26/03/2012

Ville, canton, région... Quand les intérêts électoraux sont un frein au mieux-vivre ensemble

La dernière genferei en date sera donc prochainement tranchée par le TF. énième épiosde de la stupide guéguerre opposant la Ville et l'Etat depuis des lustres. On résume: le Canton, actionnaire majoritaire des SIG, a décidé de ponctionner 125 millions dans les caisses de nos services industriels ces prochaines années pour renflouer les siennes et résorber un peu de son déficit. Mais la Ville de Genève, emmenant 2/3 des communes, avec elles se plaignent avec deux types d'arguments, à priori contradictoires:

1) les SIG vont devoir investir ces prochaines années et auront besoin d'argent.

2) si la ponction est maintenue, les communes en tant qu'actionnaires minoritaires, en veulent leur part "pour leurs contribuables".

Si le premier semble recevable, mais l'on suppose que le Canton doit être au courant des besoins de financement à venir, c'est l'un de ses rôles essentiels, le deuxième l'est beaucoup moins. Car par défintion, tout contribuable d'une commune est également contribuable du canton. Donc ce serait juste prendre dans la poche gauche de Pierre pour remettre dans sa poche droite... Ou plutôt l'inverse :-)

Tout ce discours sur l'intérêt des contribuables ou les besoins de financement des SI n'est en effet qu'un écran de fumée dissimulant un intérêt purement politique et électoraliste: comment dépense-t-on l'argent public ? Parce que la Ville (et les grandes communes) et le Canton n'ayant pas les mêmes majorités politiques, ne font pas les mêmes choix. C'est normal, c'est naturel, c'est le jeu démocratique, mais c'est aussi diablement générateur de nuisances majeures.

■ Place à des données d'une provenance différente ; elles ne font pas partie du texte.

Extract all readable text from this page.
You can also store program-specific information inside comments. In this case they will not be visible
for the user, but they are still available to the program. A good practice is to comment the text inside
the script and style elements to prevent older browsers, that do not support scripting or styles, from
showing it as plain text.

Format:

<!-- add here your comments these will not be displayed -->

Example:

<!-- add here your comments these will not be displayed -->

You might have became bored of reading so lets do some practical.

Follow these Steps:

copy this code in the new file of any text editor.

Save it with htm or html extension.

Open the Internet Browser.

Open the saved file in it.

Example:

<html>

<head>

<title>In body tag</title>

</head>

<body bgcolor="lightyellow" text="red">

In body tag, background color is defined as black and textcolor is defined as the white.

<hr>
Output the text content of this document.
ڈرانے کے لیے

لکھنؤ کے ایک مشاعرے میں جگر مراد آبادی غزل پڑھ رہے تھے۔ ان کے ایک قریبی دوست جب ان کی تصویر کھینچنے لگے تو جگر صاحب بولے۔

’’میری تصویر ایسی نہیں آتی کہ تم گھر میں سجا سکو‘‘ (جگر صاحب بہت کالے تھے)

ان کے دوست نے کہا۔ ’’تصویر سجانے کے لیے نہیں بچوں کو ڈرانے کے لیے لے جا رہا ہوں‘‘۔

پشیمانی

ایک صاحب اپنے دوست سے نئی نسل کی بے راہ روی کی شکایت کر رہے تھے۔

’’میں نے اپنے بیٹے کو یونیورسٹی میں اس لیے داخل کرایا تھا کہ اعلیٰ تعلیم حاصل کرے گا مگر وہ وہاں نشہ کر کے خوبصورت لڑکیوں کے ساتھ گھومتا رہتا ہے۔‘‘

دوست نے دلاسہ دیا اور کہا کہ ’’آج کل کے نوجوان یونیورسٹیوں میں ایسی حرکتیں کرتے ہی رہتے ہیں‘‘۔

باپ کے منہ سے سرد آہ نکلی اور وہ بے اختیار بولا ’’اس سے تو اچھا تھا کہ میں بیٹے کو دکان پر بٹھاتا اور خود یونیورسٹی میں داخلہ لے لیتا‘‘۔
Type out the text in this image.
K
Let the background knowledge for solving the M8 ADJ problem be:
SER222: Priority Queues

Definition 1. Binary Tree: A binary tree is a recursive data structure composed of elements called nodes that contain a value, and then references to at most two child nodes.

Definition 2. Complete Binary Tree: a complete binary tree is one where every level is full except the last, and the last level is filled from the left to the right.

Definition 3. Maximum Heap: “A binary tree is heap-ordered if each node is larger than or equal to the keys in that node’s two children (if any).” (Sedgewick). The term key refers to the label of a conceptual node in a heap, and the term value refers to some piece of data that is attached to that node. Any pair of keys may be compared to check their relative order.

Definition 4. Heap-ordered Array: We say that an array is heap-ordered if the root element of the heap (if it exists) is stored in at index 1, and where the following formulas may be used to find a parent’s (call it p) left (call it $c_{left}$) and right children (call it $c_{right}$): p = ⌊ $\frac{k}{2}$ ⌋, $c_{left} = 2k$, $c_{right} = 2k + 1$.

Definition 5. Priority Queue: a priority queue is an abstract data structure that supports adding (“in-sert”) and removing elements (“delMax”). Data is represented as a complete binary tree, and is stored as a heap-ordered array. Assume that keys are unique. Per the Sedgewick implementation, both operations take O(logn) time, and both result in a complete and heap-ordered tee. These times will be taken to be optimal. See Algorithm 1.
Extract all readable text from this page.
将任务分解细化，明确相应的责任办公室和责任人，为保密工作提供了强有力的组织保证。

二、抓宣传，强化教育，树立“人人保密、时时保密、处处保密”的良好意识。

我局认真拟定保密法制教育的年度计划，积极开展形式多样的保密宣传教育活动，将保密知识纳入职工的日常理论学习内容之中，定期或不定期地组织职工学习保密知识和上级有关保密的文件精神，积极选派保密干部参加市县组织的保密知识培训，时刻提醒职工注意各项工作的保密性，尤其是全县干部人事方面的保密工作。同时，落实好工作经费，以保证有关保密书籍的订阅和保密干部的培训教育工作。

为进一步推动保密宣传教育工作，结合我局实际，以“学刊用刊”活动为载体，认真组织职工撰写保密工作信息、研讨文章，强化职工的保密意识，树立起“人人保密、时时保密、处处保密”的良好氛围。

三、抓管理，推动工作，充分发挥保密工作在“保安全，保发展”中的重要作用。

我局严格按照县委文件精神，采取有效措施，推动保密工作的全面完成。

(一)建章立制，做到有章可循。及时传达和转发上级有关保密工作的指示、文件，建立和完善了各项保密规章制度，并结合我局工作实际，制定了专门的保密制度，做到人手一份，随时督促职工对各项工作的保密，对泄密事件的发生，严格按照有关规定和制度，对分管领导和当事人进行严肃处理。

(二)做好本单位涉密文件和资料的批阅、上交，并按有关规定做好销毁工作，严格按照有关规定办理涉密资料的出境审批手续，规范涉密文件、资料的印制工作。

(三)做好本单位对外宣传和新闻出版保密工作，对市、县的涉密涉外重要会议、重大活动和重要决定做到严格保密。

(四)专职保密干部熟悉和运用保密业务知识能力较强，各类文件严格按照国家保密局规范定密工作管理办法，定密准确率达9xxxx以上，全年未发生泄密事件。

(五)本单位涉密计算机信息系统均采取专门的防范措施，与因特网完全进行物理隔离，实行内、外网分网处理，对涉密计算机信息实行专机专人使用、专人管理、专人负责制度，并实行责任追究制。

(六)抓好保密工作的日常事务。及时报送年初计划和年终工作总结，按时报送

Si l'on prend le cas du logement, il devient évident qu'au "il faut construire, mais pas en bas ou en haut de chez moi" se rajoute une volonté politique de conserver les majorités politiques en l'état. La Ville de Genève, à travers l'ASLOCA, fait tout ce qu'elle peut pour empêcher des surélévations et la construction d'immeubles de standing en PPE pour éloigner le spectre d'un retour d'électeurs de droite... Au contraire, elle appuie à fond sur la construction de logements aidés, synonime d'électeurs de gauche. Tandis qu`à l'inverse, dans les communes bourgeoises, on ne veut surtout pas de trop grands ensembles qui pourraient amener des électeurs de gauche...

Genève, ville de concertation et de consensus, sombre dans l'affrontement le plus vain qui soit, des conservatismes de droite et de gauche qui s'opposent en tout pour ne s'entendre que sur une chose: surtout ne rien changer. Il est évident que le choix des extrêmes, dans cette configuration, ne ferait qu'accentuer le phénomène en radicalisant les fronts. Nous avons au contraire besoin de personnalités politiques susceptibles de rassembler au centre, par delà les clivages. Pour triompher des pesanteurs conservatrices et faire enfin avancer les dossiers.

Un par un, dans l'esprit de l'intérêt général et non des intérêts partisans: logement, transports, sécurité... L'emploi en découlera naturellement.